2020 News

International Law Faculty In the News

Social-media platforms are destroying evidence of war crimes (9/21/2020 – The Economist)
Alexa Koenig, Executive Director of the Human Rights Center, explains why social media companies’ use of algorithms to remove content can hinder investigations into incidents

Celebrating the 2020 International Law Certificate Awardees

Professors Laurel E. Fletcher and Katerina Linos, faculty co-directors of the Miller Institute, are pleased to announce the JD and LLM graduating students who have earned the 2020 Certificate of Specialization in International Law.

Each year the Miller Institute for Global Challenges and the Law recognizes students who have contributed to international law scholarship and practice at Berkeley Law by completing the requirements for the Certificate of Specialization in International Law. The names of the 2020 International Law Certificate honorees achieving this distinction can be found below.

To earn the International Law Certificate, students must take the foundational International Law course, complete an additional nine units of international or comparative law classes, and write a substantive original research thesis on a topic in the field.

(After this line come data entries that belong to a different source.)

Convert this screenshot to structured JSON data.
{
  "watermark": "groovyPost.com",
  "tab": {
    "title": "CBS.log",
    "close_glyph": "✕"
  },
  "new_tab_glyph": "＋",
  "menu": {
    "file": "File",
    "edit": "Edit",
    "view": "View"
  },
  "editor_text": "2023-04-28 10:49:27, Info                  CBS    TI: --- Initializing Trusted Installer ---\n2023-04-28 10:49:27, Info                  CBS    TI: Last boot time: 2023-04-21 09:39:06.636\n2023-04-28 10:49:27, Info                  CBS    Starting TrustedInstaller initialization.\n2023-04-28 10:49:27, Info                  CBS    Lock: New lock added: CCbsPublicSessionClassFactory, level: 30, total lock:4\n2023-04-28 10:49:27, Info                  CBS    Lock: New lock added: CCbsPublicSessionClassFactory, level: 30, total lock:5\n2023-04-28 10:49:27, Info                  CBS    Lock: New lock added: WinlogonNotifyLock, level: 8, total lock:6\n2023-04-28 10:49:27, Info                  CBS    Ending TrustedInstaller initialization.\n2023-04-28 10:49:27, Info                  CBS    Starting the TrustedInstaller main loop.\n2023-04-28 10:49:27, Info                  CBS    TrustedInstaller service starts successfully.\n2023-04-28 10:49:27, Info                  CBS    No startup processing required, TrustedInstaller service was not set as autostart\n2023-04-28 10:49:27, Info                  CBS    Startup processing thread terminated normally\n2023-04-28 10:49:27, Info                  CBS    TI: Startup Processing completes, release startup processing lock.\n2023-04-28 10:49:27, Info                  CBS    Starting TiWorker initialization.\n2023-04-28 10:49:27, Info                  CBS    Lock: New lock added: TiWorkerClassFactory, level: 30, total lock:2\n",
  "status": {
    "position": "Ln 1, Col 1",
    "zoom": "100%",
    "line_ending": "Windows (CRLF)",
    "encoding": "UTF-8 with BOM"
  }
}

Please join us along with the International and Comparative Law faculty and Dean Chemerinsky in celebrating the inspiring accomplishment of these 30 students:

2020 International Law Certificate Awardees

LLM Students

Nora Althenyan
Zuzanna Buszman
Christelle Dubouchet
Olivia Driese
Johannes Hegele
Maasha Jiwal
Mahwish Moazzam
Ramita Sareen
Udit Seth
Utsav Singhal
Malene Skoett
Amreen Taneja
Krishna Vilas

JD Students

Alec Albright
Norah Arafeh
Berk Bahceci
Elise Baker
Karin Bashir
Sara Birkenthal
Lara Hakki
Julia Jacovides
Amanda (AJ) Jaramillo
Grace Lee
Edward Richter
Dru Spiller
Anita Suen
Isaac Webb
Hilary Wong
Nikita Yogeshwarun
Alexandra Zaretsky

 


Saira Mohamed Wins Annual Berlin Award

mohamed_sairaProfessor Saira Mohamed is among the 22 winners of the annual Berlin Prize, a semester-long residential fellowship given to top scholars, writers, composers, and artists from the United States. The Berlin Prize – awarded by the American Academy in Berlin – provides recipients with the time and resources to step back from their daily obligations to engage in academic and artistic projects they might otherwise not pursue.

Professor Mohamed will explore the military obligation to disobey illegal orders, focusing on the ways in which the law and cultural forces outside the law impede American service members’ capacity to identify and disobey orders to commit war crimes, and on the harms experienced by those subject to such orders.


Laurel Fletcher Talks about Transitional Justice Issues on Podcast

Professor Laurel Fletcher appeared on the April 1st edition of the Justice Visions podcast to discuss the evolution of the field of transitional justice, criminal accountability, and using transitional justice as a banner to address systemic injustices.  Listen to the podcast here.


New Human Rights Publication from Alexa Koenig

Alexa Koenig‘s new book, co-edited with Daragh Murray (University of Essex) and Sam Dubberley (Amnesty International),  Digital Witness: Using Open Source Information for Human Rights Investigation, Documentation and Accountability (Oxford U. Press) was published in January 2020.  The book has hit the number one spot for new releases in criminal evidence on Amazon, and is already sold out; more copies are being printed just in time for the US release. Research for the book was partially funded by the Miller Institute for Global Challenges and the Law.

The first book is the first of its kind to teach the methods and best-practice of open source research, and offers a comprehensive range of topics, including the discovery and preservation of data, and ethical considerations, to provide readers with the cutting-edge skills needed to work in an increasingly digitized and information-saturated environment

Prince Zeid Raad Al Hussein, former UN High Commissioner for Human Rights, writes that Digital Witness “will fast become the standard text for anyone interested in human rights, the collection of evidence in the digital age, and the prosecution of those who perpetrate gross human rights violations.” And David Kaye, UN Special Rapporteur on the Promotion and Protection of the Right to Freedom of Opinion and Expression, writes that the book “demonstrates, as no other volume has done, how the digital age has opened up vast new opportunities for accountability,” becoming a “key source for open source investigators–and for students and professionals aiming to make visible what previously has only been hidden.”